Sabtu, 17 Desember 2016

Memeluk Penyesalan

Siapa yang tidak pernah menyesal? Manusia baligh dan berakal sehat manapun pasti pernah merasakannya. Tapi otoritas dari penyesalan haruslah berstandar tinggi. Bukan menyesal karena hal-hal kecil dan sepele lagi lumrah dalam hidup ini.

Saya sejujurnya adalah pemilik beberapa penyesalan dalam hidup.
Saya menyesal mengapa baru sekarang paham akan hakikat hidup ini.
Saya menyesal mengapa begitu terlambat menghijabkan perilaku.
Saya menyesal mengapa dulu tenggelam dalam hal-hal mudharat.
Saya menyesal mengapa dulu tidak cukup dewasa mengambil tindakan
Saya menyesal mengapa dulu mudah sekali menyakiti.

Saya terkadang malu jika mengingat-ingat kejadian-kejadian masa lalu kemudian mendapati diri saya di masa lalu adalah suatu figur yang sedikit menjijikan, begitu kekanak-kanakan, standar hidup yang rendah.. -_-
Menyesal adalah belajar. Ketika saya tumbuh dengan memeluk rasa sesal, disitulah saya belajar untuk berusaha menjadi baik. Tidak harus semua orang tahu besarnya penyesalan dan keinginan untuk memperbaikinya.

Siapapun yang pernah tersakiti, saya ghibahi, saya khianati, saya kecewakan, atau pernah merasa keberadaan saya adalah sebuah gangguan, saya meminta maaf. Saya tidak tahu harus meminta maaf kepada siapa dan memulai dari mana.

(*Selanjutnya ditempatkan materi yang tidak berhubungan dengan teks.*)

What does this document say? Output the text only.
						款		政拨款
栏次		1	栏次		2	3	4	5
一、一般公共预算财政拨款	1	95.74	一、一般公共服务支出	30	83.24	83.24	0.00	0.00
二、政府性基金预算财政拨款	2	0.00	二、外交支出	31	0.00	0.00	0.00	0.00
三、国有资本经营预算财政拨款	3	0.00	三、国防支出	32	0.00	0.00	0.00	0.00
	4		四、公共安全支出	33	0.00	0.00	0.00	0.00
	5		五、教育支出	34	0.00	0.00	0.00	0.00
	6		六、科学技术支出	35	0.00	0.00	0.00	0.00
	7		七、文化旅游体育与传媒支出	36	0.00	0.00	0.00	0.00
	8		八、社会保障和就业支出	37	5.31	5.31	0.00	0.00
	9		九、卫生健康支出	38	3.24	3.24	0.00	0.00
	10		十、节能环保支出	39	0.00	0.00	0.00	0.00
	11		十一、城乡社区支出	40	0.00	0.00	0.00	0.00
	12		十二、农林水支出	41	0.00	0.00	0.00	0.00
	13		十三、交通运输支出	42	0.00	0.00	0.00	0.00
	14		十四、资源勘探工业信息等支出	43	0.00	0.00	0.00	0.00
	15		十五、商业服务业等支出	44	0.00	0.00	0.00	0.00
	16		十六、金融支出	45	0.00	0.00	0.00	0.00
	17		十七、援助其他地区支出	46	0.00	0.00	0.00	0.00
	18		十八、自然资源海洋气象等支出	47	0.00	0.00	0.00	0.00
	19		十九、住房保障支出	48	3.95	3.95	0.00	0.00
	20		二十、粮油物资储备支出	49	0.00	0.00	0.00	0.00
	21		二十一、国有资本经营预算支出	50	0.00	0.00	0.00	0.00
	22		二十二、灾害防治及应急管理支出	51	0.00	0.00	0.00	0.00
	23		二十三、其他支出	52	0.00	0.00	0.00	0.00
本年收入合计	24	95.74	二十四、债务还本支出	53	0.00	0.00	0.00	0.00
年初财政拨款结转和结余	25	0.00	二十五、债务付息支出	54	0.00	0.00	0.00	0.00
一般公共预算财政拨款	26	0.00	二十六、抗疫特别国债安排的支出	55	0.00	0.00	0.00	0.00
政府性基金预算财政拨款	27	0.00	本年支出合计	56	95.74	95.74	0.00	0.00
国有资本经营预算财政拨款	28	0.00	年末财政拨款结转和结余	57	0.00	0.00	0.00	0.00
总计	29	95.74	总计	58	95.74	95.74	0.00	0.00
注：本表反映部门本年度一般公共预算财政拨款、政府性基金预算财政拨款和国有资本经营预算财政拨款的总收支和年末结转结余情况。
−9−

Saat tulisan ini dibuat sungguh saya benar-benar sedikit merasa lega. Terlepas dari itu, terima kasih telah ambil alih dalam penciptaan rasa sesal ini, karena dengannya saya sungguh belajar. Sungguh. Seperti bunga matahari yang daunnya berguguran karena tidak menghadap ke matahari, karena penyesalan, dia belajar bagaimana agar daunnya tidak mudah berguguran lagi.